Weekend Watch List: Very Large Fish! Spider Babies!

Welcome to Watch List, where we identify five things on TV to watch while you sit at home this weekend and figure out a way to plug up the BP oil leak. LET’S GO!

PAST LIFE – 8 p.m. (FOX) Did you “West Wing” goofballs miss your weekly dose of Richard Schiff and Richard Schiff’s beard? Well, you can find them both working once more in this new FOX drama, which explores past life memories. In my past life, I was a very fat boy who ate Cheetos by the pallet and liked ripping apart the arm rests of my parents’ assorted home furnishings. Oh wait. That was no past life. That was last week, actually. But I felt like a different person. ANTICIPATION: SHIRLEY MMCCLAINEISH!

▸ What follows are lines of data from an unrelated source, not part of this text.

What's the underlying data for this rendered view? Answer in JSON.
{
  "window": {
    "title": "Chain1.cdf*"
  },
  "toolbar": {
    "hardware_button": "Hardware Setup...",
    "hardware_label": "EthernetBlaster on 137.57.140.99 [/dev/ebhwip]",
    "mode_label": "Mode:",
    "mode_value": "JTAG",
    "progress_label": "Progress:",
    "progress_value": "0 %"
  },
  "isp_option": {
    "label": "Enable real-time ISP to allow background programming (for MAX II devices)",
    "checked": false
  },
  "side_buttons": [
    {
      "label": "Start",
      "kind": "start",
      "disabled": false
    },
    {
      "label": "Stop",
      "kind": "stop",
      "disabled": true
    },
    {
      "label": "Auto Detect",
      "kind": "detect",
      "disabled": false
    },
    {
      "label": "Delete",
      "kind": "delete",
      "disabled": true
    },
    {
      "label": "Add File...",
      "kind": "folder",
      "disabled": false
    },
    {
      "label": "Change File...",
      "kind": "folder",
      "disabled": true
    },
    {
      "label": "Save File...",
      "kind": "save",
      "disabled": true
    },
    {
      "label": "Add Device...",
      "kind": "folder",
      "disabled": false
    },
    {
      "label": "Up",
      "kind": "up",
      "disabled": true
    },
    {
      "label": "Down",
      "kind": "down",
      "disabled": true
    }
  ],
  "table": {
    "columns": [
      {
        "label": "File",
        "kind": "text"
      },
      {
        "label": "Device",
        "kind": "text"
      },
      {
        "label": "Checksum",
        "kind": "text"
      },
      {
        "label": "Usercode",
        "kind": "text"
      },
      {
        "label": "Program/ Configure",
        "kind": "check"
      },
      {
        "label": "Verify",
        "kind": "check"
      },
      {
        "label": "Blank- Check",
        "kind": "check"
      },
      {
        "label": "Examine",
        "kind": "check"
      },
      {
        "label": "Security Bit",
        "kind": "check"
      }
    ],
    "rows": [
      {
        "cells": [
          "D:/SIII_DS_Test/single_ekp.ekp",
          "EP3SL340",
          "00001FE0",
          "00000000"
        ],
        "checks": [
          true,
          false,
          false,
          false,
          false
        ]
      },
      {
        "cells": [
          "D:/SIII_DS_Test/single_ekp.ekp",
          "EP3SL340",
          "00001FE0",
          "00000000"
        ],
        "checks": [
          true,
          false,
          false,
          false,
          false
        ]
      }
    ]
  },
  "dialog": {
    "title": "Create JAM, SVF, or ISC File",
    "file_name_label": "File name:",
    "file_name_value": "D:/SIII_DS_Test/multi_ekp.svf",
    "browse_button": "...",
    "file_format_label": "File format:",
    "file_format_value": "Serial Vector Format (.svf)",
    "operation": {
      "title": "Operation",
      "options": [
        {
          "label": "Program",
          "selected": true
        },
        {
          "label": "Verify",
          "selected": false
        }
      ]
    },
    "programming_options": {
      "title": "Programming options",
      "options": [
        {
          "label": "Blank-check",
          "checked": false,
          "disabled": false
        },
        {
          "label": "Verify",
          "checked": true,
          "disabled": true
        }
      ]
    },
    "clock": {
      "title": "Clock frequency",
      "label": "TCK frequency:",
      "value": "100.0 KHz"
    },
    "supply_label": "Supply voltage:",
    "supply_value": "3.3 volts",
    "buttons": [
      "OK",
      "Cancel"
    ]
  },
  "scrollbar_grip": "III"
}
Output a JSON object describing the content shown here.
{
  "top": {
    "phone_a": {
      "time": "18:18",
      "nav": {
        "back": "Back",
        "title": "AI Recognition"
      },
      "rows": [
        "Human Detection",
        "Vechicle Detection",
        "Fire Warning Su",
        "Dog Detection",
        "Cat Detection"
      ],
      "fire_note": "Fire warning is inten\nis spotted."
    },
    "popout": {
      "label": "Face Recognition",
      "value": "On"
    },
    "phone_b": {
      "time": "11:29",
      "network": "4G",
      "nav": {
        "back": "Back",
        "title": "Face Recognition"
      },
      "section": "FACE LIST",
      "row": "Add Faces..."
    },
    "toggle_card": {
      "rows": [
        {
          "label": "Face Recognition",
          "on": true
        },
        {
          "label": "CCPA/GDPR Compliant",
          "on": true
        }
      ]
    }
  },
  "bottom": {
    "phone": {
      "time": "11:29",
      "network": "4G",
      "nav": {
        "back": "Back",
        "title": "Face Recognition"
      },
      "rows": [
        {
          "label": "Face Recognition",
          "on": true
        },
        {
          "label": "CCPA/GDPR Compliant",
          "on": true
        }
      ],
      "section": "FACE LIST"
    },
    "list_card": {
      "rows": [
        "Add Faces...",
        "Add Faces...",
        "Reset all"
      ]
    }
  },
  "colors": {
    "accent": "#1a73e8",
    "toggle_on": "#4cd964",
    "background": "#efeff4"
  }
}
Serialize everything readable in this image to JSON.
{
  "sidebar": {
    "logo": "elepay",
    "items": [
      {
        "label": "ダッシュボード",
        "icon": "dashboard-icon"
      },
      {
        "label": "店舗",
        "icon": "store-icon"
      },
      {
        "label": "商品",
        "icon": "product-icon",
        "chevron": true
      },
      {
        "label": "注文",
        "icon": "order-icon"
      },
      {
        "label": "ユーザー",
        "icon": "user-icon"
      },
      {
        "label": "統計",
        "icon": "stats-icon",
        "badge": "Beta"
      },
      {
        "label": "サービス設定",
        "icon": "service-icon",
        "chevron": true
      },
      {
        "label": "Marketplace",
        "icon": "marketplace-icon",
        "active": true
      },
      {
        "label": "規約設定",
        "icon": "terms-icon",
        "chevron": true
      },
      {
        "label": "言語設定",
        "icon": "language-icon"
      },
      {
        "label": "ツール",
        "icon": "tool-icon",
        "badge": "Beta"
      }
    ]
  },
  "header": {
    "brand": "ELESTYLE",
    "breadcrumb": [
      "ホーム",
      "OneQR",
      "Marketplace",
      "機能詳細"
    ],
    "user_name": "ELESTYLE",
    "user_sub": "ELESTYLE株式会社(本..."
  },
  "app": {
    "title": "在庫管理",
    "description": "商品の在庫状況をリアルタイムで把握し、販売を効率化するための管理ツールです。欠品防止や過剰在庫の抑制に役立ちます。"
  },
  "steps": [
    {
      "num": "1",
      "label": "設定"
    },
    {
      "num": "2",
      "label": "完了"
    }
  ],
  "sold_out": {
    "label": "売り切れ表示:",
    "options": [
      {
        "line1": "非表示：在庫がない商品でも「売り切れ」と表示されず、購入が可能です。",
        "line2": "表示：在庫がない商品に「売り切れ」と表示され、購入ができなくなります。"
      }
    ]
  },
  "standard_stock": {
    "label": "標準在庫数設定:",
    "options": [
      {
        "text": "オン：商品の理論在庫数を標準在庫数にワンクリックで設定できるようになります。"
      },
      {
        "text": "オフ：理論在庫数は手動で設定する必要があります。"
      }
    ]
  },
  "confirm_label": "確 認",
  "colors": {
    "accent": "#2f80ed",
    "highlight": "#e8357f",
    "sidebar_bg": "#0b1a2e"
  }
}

WIFE SWAP – 8 p.m. (ABC) A woman who runs an etiquette school trades families with a self-proclaimed “fun-loving” mom. And if you know these shows, you know that “fun-loving parent” is just a euphemism for “terrible parent.” A terrible parent who never bathes the kids and lets them eat paint. BECAUSE IT’S SO FUN TO BE HORRIBLE PEOPLE! I know the type. ANTICIPATION: CRYING!

REAL TIME WITH BILL MAHER – 10 p.m. (HBO) Joining Bill tonight is Dr. Cornel West, and man do I wish I could talk like Cornel West. Brothers and sisters ahhhh! Welcome ahhh! To the dynamite year of two thousand and ten ahhhh!!! ANTICIPATION: DIRTY LIBRULS!

MEGA PIRANHA – 9 p.m. Sunday (SyFy – An NBC/Universal Network) Again, SyFy brings you a made-for-TV monster movie whose title also serves as its tagline, plot and main character. On deck to fight against the very large, presumably man-eating fish is former teen pop sensation Tiffany. Sing it with me! I think we’re alone now… alone now… there doesn’t seem to be anyone around… EXCEPT THIS GIANT PIRANHA! AHHHH HELP ME! IT’S DEVOURING MY INSIDES!!! ANTICIPATION: PLAY “ALL THIS TIME”!

MY SHOCKING STORY – 9 p.m. Sunday TLC) Tonight, an eight-limbed baby. A spider baby! Don’t get the binky caught in its web! It’ll spit venom at you! ANTICIPATION: EIGHT LIMBED BABY!